Chinese smartphone giant Oppo revealed its first in-house chipset at its annual innovation event hosted in Shenzhen on Tuesday. The MariSilicon X chip announced — named after the Mariana Trench — is a neural processing unit that aims to boost photo and video performance through machine learning.
The move adds Oppo to a list of smartphone makers that are designing their own chips, such as Apple. The MariSilicon project, headed by Qualcomm veteran Jiang Bo, started only in 2019.
The silicon is being manufactured by Taiwan Semiconductor Manufacturing Co (TSMC)’s 6-nanometer process technology and will be featured in Oppo’s upcoming flagship handset in the first quarter of 2022. The ongoing global chip shortage will not affect the production of MariSilicon X, Jiang told the press at the event.
Oppo also unveiled the third generation of its self-developed smart glasses, dubbing it an “assisted reality” device instead of an augmented reality one.

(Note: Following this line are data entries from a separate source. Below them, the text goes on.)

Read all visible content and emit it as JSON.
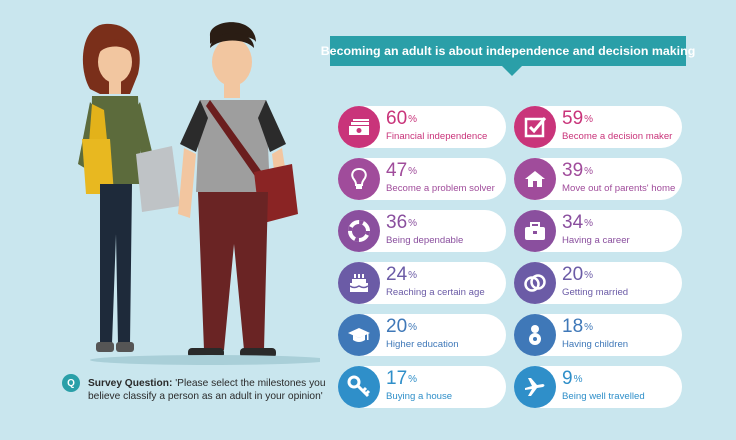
{
  "banner": "Becoming an adult is about independence and decision making",
  "milestones": [
    {
      "percent": "60",
      "label": "Financial independence",
      "color": "#c9347a",
      "icon": "money-icon"
    },
    {
      "percent": "59",
      "label": "Become a decision maker",
      "color": "#c9347a",
      "icon": "checkbox-icon"
    },
    {
      "percent": "47",
      "label": "Become a problem solver",
      "color": "#a04c9b",
      "icon": "lightbulb-icon"
    },
    {
      "percent": "39",
      "label": "Move out of parents' home",
      "color": "#a04c9b",
      "icon": "house-icon"
    },
    {
      "percent": "36",
      "label": "Being dependable",
      "color": "#8a4f9e",
      "icon": "lifebuoy-icon"
    },
    {
      "percent": "34",
      "label": "Having a career",
      "color": "#8a4f9e",
      "icon": "briefcase-icon"
    },
    {
      "percent": "24",
      "label": "Reaching a certain age",
      "color": "#6b5ba6",
      "icon": "birthday-cake-icon"
    },
    {
      "percent": "20",
      "label": "Getting married",
      "color": "#6b5ba6",
      "icon": "wedding-rings-icon"
    },
    {
      "percent": "20",
      "label": "Higher education",
      "color": "#3f78b8",
      "icon": "graduation-cap-icon"
    },
    {
      "percent": "18",
      "label": "Having children",
      "color": "#3f78b8",
      "icon": "baby-icon"
    },
    {
      "percent": "17",
      "label": "Buying a house",
      "color": "#2f8fc9",
      "icon": "key-icon"
    },
    {
      "percent": "9",
      "label": "Being well travelled",
      "color": "#2f8fc9",
      "icon": "airplane-icon"
    }
  ],
  "percent_sign": "%",
  "survey": {
    "badge": "Q",
    "lead": "Survey Question:",
    "text": "'Please select the milestones you believe classify a person as an adult in your opinion'"
  }
}
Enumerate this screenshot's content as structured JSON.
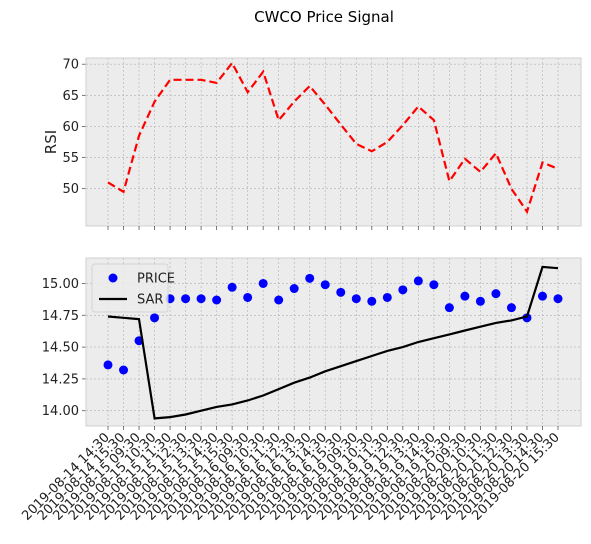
{
  "title": "CWCO Price Signal",
  "x_labels": [
    "2019-08-14 14:30",
    "2019-08-14 15:30",
    "2019-08-15 09:30",
    "2019-08-15 10:30",
    "2019-08-15 11:30",
    "2019-08-15 12:30",
    "2019-08-15 13:30",
    "2019-08-15 14:30",
    "2019-08-15 15:30",
    "2019-08-16 09:30",
    "2019-08-16 10:30",
    "2019-08-16 11:30",
    "2019-08-16 12:30",
    "2019-08-16 13:30",
    "2019-08-16 14:30",
    "2019-08-16 15:30",
    "2019-08-19 09:30",
    "2019-08-19 10:30",
    "2019-08-19 11:30",
    "2019-08-19 12:30",
    "2019-08-19 13:30",
    "2019-08-19 14:30",
    "2019-08-19 15:30",
    "2019-08-20 09:30",
    "2019-08-20 10:30",
    "2019-08-20 11:30",
    "2019-08-20 12:30",
    "2019-08-20 13:30",
    "2019-08-20 14:30",
    "2019-08-20 15:30"
  ],
  "chart_data": [
    {
      "type": "line",
      "ylabel": "RSI",
      "ylim": [
        44,
        71
      ],
      "yticks": [
        "50",
        "55",
        "60",
        "65",
        "70"
      ],
      "grid": true,
      "series": [
        {
          "color": "#ff0000",
          "style": "dashed",
          "values": [
            51.0,
            49.5,
            58.5,
            64.0,
            67.5,
            67.5,
            67.5,
            67.0,
            70.2,
            65.5,
            68.8,
            61.0,
            64.0,
            66.5,
            63.5,
            60.3,
            57.2,
            56.0,
            57.5,
            60.2,
            63.2,
            61.0,
            51.2,
            54.8,
            52.7,
            55.7,
            50.0,
            46.3,
            54.2,
            53.2
          ]
        }
      ]
    },
    {
      "type": "line",
      "ylim": [
        13.88,
        15.2
      ],
      "yticks": [
        "14.00",
        "14.25",
        "14.50",
        "14.75",
        "15.00"
      ],
      "grid": true,
      "legend": "top-left",
      "series": [
        {
          "name": "PRICE",
          "color": "#0000ff",
          "style": "markers",
          "values": [
            14.36,
            14.32,
            14.55,
            14.73,
            14.88,
            14.88,
            14.88,
            14.87,
            14.97,
            14.89,
            15.0,
            14.87,
            14.96,
            15.04,
            14.99,
            14.93,
            14.88,
            14.86,
            14.89,
            14.95,
            15.02,
            14.99,
            14.81,
            14.9,
            14.86,
            14.92,
            14.81,
            14.73,
            14.9,
            14.88
          ]
        },
        {
          "name": "SAR",
          "color": "#000000",
          "style": "solid",
          "values": [
            14.74,
            14.73,
            14.72,
            13.94,
            13.95,
            13.97,
            14.0,
            14.03,
            14.05,
            14.08,
            14.12,
            14.17,
            14.22,
            14.26,
            14.31,
            14.35,
            14.39,
            14.43,
            14.47,
            14.5,
            14.54,
            14.57,
            14.6,
            14.63,
            14.66,
            14.69,
            14.71,
            14.74,
            15.13,
            15.12
          ]
        }
      ]
    }
  ]
}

The description is apt. The headpiece, which weighs just 30g, is reminiscent of Google Glass. It uses the Snapdragon 4100 chip, which is normally found in smartwatches, and it’s indeed limited to projecting 2D information such as navigation and translation onto its 1.3mm-thick glasses. It works as an extension of one’s smartphone, or like a smartwatch with a screen in front of one’s eyes, rather than an AR device that’s aware of one’s environment. It’s slated to ship next spring.
The third product unveiled is Oppo’s first folding phone, which came a year after its concept scrolling phone. Details of the folding phone will be announced tomorrow, at which point we will update the story accordingly.
What we know so far is the new phone is spearheaded by Pete Lau, OnePlus’s co-founder who was appointed Oppo’s chief product officer after OnePlus became Oppo’s subbrand this year.
Both owned by the BKK Electronics empire, OnePlus and Oppo shared a supply chain prior to the merger but were operating independently. The merger has seen the two phone makers combining operational and R&D forces, including their operating systems, while the brands remain separate.